Pour faire court (trop court), je pourrais bien succomber à l’envie, mordante et facile, de placer une fois pour toute une réponse rapide et lapidaire qui, prenant des raccourcis illégitimes, affirmerait en toute mauvaise foi que la violence, dans ces différentes manifestations, est juste intrinsèque sinon à la nature humaine du moins à une part vieillissante de sa culture. Ce ne serait pas entièrement faux. Or, j’ai l’intention de croire, innocemment, qu’il est désormais possible, et finalement ce n’est pas complètement inédit, de canaliser ce flot nerveux et pulsionnel au travers de quelques artistiques catharsis, au nombre desquels l’activité pour laquelle vous êtes ici en quête d’informations (et de plaisir de lecture j’espère) : le jeu vidéo.

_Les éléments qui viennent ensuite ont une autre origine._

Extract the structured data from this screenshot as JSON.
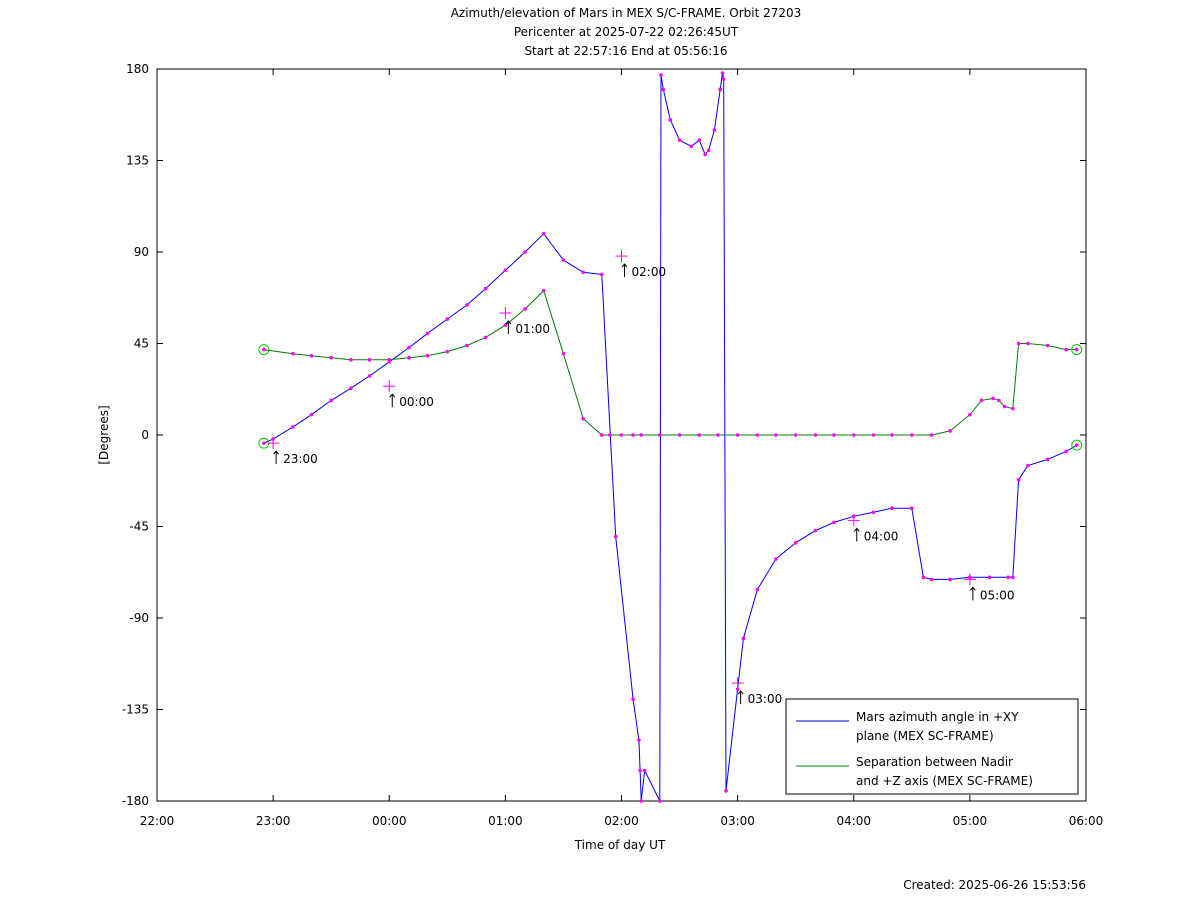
{
  "title_lines": [
    "Azimuth/elevation of Mars in MEX S/C-FRAME.  Orbit 27203",
    "Pericenter at 2025-07-22 02:26:45UT",
    "Start at 22:57:16 End at 05:56:16"
  ],
  "footer": "Created: 2025-06-26 15:53:56",
  "chart_data": {
    "type": "line",
    "xlabel": "Time of day UT",
    "ylabel": "[Degrees]",
    "x_unit": "hours after 22:00 UT",
    "xlim": [
      0,
      8
    ],
    "ylim": [
      -180,
      180
    ],
    "xticks": [
      0,
      1,
      2,
      3,
      4,
      5,
      6,
      7,
      8
    ],
    "xtick_labels": [
      "22:00",
      "23:00",
      "00:00",
      "01:00",
      "02:00",
      "03:00",
      "04:00",
      "05:00",
      "06:00"
    ],
    "yticks": [
      180,
      135,
      90,
      45,
      0,
      -45,
      -90,
      -135,
      -180
    ],
    "ytick_labels": [
      "180",
      "135",
      "90",
      "45",
      "0",
      "-45",
      "-90",
      "-135",
      "-180"
    ],
    "grid": false,
    "legend_position": "bottom-right",
    "colors": {
      "azimuth": "#0000ff",
      "separation": "#008000",
      "markers": "#ff00ff",
      "endpoints": "#00cc00"
    },
    "series": [
      {
        "name": "Mars azimuth angle in +XY plane (MEX SC-FRAME)",
        "legend_lines": [
          "Mars azimuth angle in +XY",
          "plane (MEX SC-FRAME)"
        ],
        "x": [
          0.92,
          1.0,
          1.17,
          1.33,
          1.5,
          1.67,
          1.83,
          2.0,
          2.17,
          2.33,
          2.5,
          2.67,
          2.83,
          3.0,
          3.17,
          3.33,
          3.5,
          3.67,
          3.83,
          3.95,
          4.1,
          4.15,
          4.16,
          4.17,
          4.2,
          4.33,
          4.34,
          4.36,
          4.42,
          4.5,
          4.6,
          4.67,
          4.72,
          4.75,
          4.8,
          4.85,
          4.87,
          4.88,
          4.9,
          5.0,
          5.05,
          5.17,
          5.33,
          5.5,
          5.67,
          5.83,
          6.0,
          6.17,
          6.33,
          6.5,
          6.6,
          6.67,
          6.83,
          7.0,
          7.17,
          7.33,
          7.37,
          7.42,
          7.5,
          7.67,
          7.83,
          7.92
        ],
        "y": [
          -4,
          -2,
          4,
          10,
          17,
          23,
          29,
          36,
          43,
          50,
          57,
          64,
          72,
          81,
          90,
          99,
          86,
          80,
          79,
          -50,
          -130,
          -150,
          -165,
          -180,
          -165,
          -180,
          177,
          170,
          155,
          145,
          142,
          145,
          138,
          140,
          150,
          170,
          178,
          175,
          -175,
          -125,
          -100,
          -76,
          -61,
          -53,
          -47,
          -43,
          -40,
          -38,
          -36,
          -36,
          -70,
          -71,
          -71,
          -70,
          -70,
          -70,
          -70,
          -22,
          -15,
          -12,
          -8,
          -5
        ]
      },
      {
        "name": "Separation between Nadir and +Z axis (MEX SC-FRAME)",
        "legend_lines": [
          "Separation between Nadir",
          "and +Z axis (MEX SC-FRAME)"
        ],
        "x": [
          0.92,
          1.17,
          1.33,
          1.5,
          1.67,
          1.83,
          2.0,
          2.17,
          2.33,
          2.5,
          2.67,
          2.83,
          3.0,
          3.17,
          3.33,
          3.5,
          3.67,
          3.83,
          3.9,
          4.0,
          4.1,
          4.17,
          4.33,
          4.5,
          4.67,
          4.83,
          5.0,
          5.17,
          5.33,
          5.5,
          5.67,
          5.83,
          6.0,
          6.17,
          6.33,
          6.5,
          6.67,
          6.83,
          7.0,
          7.1,
          7.2,
          7.25,
          7.3,
          7.37,
          7.42,
          7.5,
          7.67,
          7.83,
          7.92
        ],
        "y": [
          42,
          40,
          39,
          38,
          37,
          37,
          37,
          38,
          39,
          41,
          44,
          48,
          54,
          62,
          71,
          40,
          8,
          0,
          0,
          0,
          0,
          0,
          0,
          0,
          0,
          0,
          0,
          0,
          0,
          0,
          0,
          0,
          0,
          0,
          0,
          0,
          0,
          2,
          10,
          17,
          18,
          17,
          14,
          13,
          45,
          45,
          44,
          42,
          42
        ]
      }
    ],
    "annotations": [
      {
        "text": "23:00",
        "x": 1.0,
        "y": -4
      },
      {
        "text": "00:00",
        "x": 2.0,
        "y": 24
      },
      {
        "text": "01:00",
        "x": 3.0,
        "y": 60
      },
      {
        "text": "02:00",
        "x": 4.0,
        "y": 88
      },
      {
        "text": "03:00",
        "x": 5.0,
        "y": -122
      },
      {
        "text": "04:00",
        "x": 6.0,
        "y": -42
      },
      {
        "text": "05:00",
        "x": 7.0,
        "y": -71
      }
    ]
  }
}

L’exercice, dorénavant bien rodé mais pas toujours conscient, consiste à sublimer une violence en-soi, réelle, douloureuse, en une violence pour-nous, virtuelle, jouissive et – osons-le – ludique. Celui-ci ne fait toutefois qu’imiter les déboires du monde ; il en fait le plaisir du foyer.
Pour preuve de vos/nos tendances sanguinaires et de votre soif inextinguible de kills, indifféremment au M16 ou au Stg44, ou de frags, plus couillus, infiltré dans l’ombre et couteau entre les dents, il n’est qu’à jeter quelque œil, sans oublier de le récupérer (ça peut servir), sur la production vidéo-ludique, aussi bien qu’ailleurs, et ses charts. Ainsi, les Call of Duty au nombre vertigineux et indécent d’itérations, les Battlefield et les Counter-Strike qu’on nous obligerait presque à aimer et tous les autres que je m’épargne la peine (taux fixe à 3.2 %) de citer, Doom-like en général relativement (voire pas du tout) assumés et réaménagés à la mode photo-réaliste – qui sentirait presque les pieds. Tout ça se vend, en exagérant à peine, par camions entiers ; à peu près partout. Si donc il y a violence, c’est surtout qu’il y a marché. Tatie Hermione, qui a vécu, par procuration (et procrastination) devant la télé, moult guerres, elle-même en sera gré. Il s’agit, pour le quidam comme pour l’esthète, pour l’érudit comme le vulgaire, d’en être, de participer en esprit à cette tâche ignoble, qui n’a point besoin de pousser au génocide pour être affreuse et stupéfiante et qui se veut à présent, au travers de productions à destination de vos heures en canapé, le complément licite du déversement de votre rage étouffée.
Cependant, cette violence peut tout aussi bien prendre des formes plus adaptées à la jeunesse, avec des ennemis qui font pouf mais n’en meurent (ou disparaissent) pas moins. Regardez Mario, regardez Rayman, et leur absence totale de la moindre larme de sang. C’est la période Père Noël, celle où l’on croit encore naïvement pouvoir tracer des frontières nettes entre les gentils et les méchants, se persuader que ça finit toujours bien pour les premiers et toujours tragiquement pour les seconds ; un temps d’innocence. La guerre, sale, va vite prendre le dessus. Guère longtemps après la perte de la croyance en la petite souris – de toute façon vendue au communisme. A ce niveau, on parlerait de préparation, peut-être d’initiation, à la triste vérité du caractère revanchard et brutal de l’homme, sauvé uniquement par cette sublimation que j’ai pointée. Ainsi, l’histoire se reproduit, elle s’engendre à nouveau et inspire les mondes parallèles dans lesquels nous pouvons exercer à moindre frais nos besoins de sang. Deer Hunter en est une autre démonstration. On n’échappe à la violence qu’en l’idéalisant.